Six-day War: View From Retired Israeli Army Colonel

Rory McCarthy speaks to soldiers, settlers, activists, Israeli Palestinians and refugees about how the war changed their lives.
In the summer of 1967, Shimon Cahaner was already an experienced combat soldier.

He had joined the military as a young man, and was seriously wounded as a commando in Ariel Sharon's infamous Unit 101, which led raids on Palestinian villages. He later became a cattle farmer, but remained in the army reserves: a paratroop company commander in Battalion 28 of the Israel Defense Force (IDF). Then came the six-day war. His battalion trained for a drop into a town in Sinai; but on the evening of the first day of the war, they were sent into Jerusalem for an entirely different operation - a ground assault to capture the eastern, Jordanian-held, part of the city.

"We knew we couldn't prepare ourselves enough. So I told my soldiers, 'Your weapons are your values, and your love for the country. Your weapon is your solidarity. This is what you have, and with this you will win.' And that's what happened."

For the IDF, the six-day war was an extraordinary victory, an audacious display of force for the fledgling state. It was only in later years that some in Israel began to question the effect the occupation was having on the military, and began to ask how a rapid, bold war could turn into a military occupation dragging on for 40 years.

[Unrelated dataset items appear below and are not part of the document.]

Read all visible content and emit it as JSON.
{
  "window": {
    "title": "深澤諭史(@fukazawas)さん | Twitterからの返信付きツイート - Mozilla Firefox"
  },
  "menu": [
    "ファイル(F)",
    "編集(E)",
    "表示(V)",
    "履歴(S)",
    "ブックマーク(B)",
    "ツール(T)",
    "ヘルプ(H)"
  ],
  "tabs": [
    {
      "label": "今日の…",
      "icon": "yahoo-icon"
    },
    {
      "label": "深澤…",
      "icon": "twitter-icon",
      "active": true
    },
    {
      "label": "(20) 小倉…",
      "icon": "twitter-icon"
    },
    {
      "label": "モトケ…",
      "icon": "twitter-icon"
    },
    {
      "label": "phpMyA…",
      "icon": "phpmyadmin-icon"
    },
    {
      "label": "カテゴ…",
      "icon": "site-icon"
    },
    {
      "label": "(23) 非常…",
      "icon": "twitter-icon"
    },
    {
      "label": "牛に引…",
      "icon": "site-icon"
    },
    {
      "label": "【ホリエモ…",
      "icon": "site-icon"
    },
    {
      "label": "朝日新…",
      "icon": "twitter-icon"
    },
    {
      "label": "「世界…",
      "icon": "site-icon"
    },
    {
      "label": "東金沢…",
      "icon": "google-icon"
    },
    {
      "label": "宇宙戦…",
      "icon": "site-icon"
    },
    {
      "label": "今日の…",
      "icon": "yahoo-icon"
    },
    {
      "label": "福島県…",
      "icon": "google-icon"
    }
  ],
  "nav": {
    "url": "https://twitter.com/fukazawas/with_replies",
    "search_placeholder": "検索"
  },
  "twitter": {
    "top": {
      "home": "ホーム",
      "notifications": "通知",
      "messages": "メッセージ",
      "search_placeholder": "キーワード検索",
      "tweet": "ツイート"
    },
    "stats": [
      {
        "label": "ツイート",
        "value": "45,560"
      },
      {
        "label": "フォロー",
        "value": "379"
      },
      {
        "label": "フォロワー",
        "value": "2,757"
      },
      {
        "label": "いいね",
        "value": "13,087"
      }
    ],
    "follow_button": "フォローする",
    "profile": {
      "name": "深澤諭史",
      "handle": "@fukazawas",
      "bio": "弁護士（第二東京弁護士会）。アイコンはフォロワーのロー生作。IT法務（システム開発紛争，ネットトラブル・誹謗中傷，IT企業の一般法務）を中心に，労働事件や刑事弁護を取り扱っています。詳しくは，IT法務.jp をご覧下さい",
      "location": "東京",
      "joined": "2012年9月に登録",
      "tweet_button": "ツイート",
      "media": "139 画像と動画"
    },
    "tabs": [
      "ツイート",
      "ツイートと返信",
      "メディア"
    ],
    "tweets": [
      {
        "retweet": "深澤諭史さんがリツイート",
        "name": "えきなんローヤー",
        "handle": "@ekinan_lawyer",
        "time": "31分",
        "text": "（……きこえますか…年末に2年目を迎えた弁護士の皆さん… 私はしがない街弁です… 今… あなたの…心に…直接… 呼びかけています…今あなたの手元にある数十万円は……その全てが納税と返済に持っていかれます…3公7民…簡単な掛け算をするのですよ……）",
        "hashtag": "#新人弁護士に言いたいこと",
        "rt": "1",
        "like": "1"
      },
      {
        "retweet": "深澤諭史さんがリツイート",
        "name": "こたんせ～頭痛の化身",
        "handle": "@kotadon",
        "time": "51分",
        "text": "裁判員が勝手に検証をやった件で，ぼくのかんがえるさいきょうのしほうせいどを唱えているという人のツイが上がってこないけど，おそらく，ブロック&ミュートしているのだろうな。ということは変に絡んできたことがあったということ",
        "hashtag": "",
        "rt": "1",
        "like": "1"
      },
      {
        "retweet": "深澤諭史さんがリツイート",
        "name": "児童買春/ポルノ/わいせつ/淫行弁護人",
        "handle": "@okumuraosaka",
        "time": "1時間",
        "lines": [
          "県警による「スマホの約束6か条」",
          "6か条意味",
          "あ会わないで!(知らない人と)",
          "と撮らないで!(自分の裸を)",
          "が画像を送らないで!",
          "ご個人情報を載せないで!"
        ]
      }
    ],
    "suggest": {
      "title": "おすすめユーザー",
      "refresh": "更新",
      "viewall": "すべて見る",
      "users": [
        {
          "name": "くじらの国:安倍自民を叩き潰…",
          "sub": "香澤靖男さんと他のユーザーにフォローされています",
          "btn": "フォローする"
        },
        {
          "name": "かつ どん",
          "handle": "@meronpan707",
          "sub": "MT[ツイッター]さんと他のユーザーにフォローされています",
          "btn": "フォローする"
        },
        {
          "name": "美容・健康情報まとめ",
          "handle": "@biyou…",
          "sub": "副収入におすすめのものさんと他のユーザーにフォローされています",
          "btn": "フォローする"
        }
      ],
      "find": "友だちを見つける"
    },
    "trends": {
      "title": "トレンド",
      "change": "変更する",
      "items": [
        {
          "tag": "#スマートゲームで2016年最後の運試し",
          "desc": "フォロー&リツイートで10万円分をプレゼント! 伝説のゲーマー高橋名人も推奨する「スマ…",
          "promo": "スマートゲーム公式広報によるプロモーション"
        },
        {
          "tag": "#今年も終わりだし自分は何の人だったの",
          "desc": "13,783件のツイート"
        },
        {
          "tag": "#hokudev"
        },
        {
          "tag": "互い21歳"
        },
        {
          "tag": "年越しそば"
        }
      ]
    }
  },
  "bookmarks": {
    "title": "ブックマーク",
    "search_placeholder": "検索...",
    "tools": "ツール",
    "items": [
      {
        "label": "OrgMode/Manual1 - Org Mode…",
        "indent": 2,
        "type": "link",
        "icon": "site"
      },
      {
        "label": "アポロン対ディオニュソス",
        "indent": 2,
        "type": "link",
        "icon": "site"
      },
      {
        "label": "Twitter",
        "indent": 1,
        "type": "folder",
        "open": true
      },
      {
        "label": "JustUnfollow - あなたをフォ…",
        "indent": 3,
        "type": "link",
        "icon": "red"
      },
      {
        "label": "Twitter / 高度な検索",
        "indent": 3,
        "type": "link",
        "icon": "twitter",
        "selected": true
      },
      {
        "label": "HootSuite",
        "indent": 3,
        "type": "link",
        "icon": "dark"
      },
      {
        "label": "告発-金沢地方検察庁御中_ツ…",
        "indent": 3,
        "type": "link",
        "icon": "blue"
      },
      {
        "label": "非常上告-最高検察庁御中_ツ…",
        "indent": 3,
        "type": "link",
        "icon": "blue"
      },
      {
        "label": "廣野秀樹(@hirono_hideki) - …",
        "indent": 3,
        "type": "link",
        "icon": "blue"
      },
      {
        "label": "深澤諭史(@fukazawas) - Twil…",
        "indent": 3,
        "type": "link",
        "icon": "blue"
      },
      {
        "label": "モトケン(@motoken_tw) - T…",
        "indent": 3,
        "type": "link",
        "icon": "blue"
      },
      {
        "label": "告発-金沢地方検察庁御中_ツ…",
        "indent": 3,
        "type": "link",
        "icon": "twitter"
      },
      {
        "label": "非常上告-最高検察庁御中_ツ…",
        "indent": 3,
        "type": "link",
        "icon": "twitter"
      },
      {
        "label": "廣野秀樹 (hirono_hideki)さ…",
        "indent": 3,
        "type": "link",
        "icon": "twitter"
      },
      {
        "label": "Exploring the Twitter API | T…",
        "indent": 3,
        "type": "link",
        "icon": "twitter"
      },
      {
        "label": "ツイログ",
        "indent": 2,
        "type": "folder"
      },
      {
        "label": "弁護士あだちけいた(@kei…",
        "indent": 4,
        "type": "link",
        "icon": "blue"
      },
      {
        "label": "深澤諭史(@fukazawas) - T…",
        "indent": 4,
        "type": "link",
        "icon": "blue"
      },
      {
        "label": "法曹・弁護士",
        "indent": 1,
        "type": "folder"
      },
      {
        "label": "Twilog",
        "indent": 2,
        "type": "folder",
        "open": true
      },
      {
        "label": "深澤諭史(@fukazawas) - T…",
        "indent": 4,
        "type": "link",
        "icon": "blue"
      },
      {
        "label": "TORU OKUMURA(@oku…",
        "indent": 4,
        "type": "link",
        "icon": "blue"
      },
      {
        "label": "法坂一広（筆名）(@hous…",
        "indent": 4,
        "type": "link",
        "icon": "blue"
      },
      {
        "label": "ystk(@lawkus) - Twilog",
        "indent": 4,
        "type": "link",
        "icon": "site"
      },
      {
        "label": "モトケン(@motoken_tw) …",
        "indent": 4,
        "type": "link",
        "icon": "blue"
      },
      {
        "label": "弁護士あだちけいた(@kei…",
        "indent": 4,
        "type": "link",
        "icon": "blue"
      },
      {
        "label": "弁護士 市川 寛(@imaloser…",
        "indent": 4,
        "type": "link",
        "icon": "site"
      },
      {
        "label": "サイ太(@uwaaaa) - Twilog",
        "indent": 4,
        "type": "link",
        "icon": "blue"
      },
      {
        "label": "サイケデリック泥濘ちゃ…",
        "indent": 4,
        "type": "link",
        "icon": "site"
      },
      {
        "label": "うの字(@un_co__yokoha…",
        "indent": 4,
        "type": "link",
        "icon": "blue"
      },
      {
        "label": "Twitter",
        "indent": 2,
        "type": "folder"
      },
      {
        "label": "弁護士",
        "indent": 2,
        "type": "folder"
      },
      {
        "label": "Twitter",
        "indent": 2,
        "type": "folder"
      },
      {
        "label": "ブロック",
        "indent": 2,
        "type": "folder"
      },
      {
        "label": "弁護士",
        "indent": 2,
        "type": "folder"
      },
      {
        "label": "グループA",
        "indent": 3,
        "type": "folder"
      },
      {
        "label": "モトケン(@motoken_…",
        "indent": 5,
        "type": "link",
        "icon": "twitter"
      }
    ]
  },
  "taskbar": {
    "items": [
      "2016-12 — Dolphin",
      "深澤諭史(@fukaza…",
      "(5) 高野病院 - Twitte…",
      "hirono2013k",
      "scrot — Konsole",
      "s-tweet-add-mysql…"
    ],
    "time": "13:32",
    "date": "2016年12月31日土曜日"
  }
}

Cahaner's battalion was one of several paratroop units that fought their way through the night across to the east against fiercely held dug-in Jordanian positions.

By dawn they had control, though at a cost: his battalion of 350 lost 24 killed and more than 100 wounded.

Within hours they were sent up to the Golan Heights, on the Syrian border, to reinforce Israeli positions. Two days later, Cahaner and his men were back in Jerusalem. They walked into the Old City in the newly captured east, and up to the Western Wall, the holiest site in Judaism. It was the first time he had seen the wall since a brief visit as a boy.

"On one side, we had opened up places that were closed to our people for many years; but on the other side, I had lost so many friends who were soldiers. The feelings mixed together, and it took time to put everything in its place."

He has since met some of the Jordanian officers who fought against him, and said he regards them with respect ("they didn't run away, but fought almost until the last bullet"). They are, he says, very different from the armed groups fighting against Israel today. "An army is an army, but terror is terror, and it's not the same. It's not the same today at all."

The capture of east Jerusalem was for him a crucial victory, and the city remains central to his fierce loyalty to Israel and its history.

"Though I am not religious, in Jerusalem I feel I am stepping on the history of my people going back 3,000 years," he said. "We don't ask for more, and we don't need more. Give us a way to live here, a quiet life in peace with the countries around us. Unfortunately I think part of the Islamic mentality is they can't live with other cultures or nations among them ...

"We don't look to take something that doesn't belong to us. We are strong enough to protect ourselves. We are such strong believers that this is our place, and that it belongs to us, and we will never give it up."

He is reluctant to be drawn on the merits of the continued Israeli occupation of territories captured in 1967. "Everyone will give up something for peace. We are ready for it. But peace without a nation has no interest for me."

After the war, he went back to his farm in north Israel, where he has 600 cattle and calls himself an "Israeli cowboy".

The son of Russian immigrants, Cahaner was born on a farm, later lived on a kibbutz and always believed farming was vital to the survival of the state of Israel: "If you don't hold the land in your hands you will lose."